И правда, не успела пыль за повозками вольможными осесться, как приказ отдан был на врага двинуться.
— Давно пора было! — ругая Изенкранца, приговаривали бывалые ратники.
— Ить страшны орки в сражении? — интересовались только что прибывшие из ополчения.
— Так когда ж война-то закончится? — озабоченно вздыхали лазаретные медсестрички.
А ворон войны, не слушая никого, вновь расправлял крылья. Орки, благополучно избежав полной конфузии, пополнили свои ряды и прикупили в западных странах оружие. Крепости подновили родовые, сделав их неприступными, и готовились так, как и надлежит готовиться к встрече противника.

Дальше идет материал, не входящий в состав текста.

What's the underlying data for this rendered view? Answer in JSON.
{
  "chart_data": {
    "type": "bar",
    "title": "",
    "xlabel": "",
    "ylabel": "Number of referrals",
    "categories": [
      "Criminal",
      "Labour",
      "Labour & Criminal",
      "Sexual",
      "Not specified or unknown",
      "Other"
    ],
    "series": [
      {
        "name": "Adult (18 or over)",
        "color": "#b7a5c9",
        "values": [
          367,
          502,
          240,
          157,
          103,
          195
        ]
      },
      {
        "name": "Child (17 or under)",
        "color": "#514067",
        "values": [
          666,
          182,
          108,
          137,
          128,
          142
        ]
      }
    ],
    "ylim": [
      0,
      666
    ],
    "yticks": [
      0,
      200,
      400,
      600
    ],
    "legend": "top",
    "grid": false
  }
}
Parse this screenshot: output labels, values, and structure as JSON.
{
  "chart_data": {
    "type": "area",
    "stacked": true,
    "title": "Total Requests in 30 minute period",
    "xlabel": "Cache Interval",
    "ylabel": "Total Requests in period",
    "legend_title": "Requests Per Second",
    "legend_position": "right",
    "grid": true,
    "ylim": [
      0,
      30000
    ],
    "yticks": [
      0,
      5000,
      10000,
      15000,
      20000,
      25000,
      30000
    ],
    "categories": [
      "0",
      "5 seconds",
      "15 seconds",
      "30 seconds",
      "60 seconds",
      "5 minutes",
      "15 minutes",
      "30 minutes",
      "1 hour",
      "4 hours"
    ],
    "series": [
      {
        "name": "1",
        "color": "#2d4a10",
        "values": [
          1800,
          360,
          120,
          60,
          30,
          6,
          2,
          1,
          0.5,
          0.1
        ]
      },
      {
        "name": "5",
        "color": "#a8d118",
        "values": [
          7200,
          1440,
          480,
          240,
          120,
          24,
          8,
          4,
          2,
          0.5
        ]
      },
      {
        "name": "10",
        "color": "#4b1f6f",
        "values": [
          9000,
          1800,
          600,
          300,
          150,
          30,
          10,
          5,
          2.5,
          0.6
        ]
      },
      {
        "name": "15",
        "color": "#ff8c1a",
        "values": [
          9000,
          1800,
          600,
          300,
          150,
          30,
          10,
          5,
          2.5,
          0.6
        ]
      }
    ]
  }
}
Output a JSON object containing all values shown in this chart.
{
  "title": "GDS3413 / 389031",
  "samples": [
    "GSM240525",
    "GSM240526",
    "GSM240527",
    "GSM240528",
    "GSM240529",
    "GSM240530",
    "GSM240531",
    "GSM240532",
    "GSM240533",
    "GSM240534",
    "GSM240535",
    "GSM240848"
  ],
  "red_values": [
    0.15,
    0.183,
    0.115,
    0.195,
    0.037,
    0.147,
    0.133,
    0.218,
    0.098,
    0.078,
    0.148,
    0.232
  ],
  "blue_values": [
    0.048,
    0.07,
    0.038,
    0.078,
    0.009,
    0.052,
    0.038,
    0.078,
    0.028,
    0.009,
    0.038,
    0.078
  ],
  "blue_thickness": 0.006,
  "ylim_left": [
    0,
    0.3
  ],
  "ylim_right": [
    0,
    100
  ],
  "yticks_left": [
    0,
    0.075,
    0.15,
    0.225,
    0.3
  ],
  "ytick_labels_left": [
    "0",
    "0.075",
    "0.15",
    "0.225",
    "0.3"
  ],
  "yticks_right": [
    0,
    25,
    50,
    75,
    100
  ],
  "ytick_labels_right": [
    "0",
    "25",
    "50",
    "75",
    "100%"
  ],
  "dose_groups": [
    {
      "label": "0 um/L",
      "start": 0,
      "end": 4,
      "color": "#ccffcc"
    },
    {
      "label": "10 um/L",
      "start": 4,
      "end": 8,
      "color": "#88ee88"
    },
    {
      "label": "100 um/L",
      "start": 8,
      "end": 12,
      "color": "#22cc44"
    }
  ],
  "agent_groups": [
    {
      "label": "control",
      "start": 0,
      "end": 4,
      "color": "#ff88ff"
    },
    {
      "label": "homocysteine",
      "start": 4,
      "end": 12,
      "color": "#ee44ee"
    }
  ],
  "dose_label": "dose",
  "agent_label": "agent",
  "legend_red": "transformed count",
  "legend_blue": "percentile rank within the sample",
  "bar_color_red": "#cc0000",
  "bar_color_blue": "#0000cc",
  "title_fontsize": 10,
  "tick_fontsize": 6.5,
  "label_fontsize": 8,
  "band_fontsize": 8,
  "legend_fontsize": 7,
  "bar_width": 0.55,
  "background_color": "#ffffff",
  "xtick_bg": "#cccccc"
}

К тому времени, когда россы в поход выдвинулись, ещё малость воды утекло, и воевода раздобыл где-то коняжек тонконогих и отряды летучие создал. Сотню, в которой находился Андрей, отвели на переформирование и тоже на коней посадили. Так и двинулись они дальше, где рысью, где пёхом, где без боя, где мечами булатными себе путь прокладывая. Орки, поспешно покидая свои насиженные места, бежали всё дальше и дальше, оставляя одну малую крепость за другой. Изредка случались тяжёлые стычки, но чаще столкновения не затягивались и, потеряв пару — тройку убитыми, орки кидались врассыпную. Был уже полдень, когда отряд конных ратников приблизился к очередному, вставшему на их пути становищу-крепости.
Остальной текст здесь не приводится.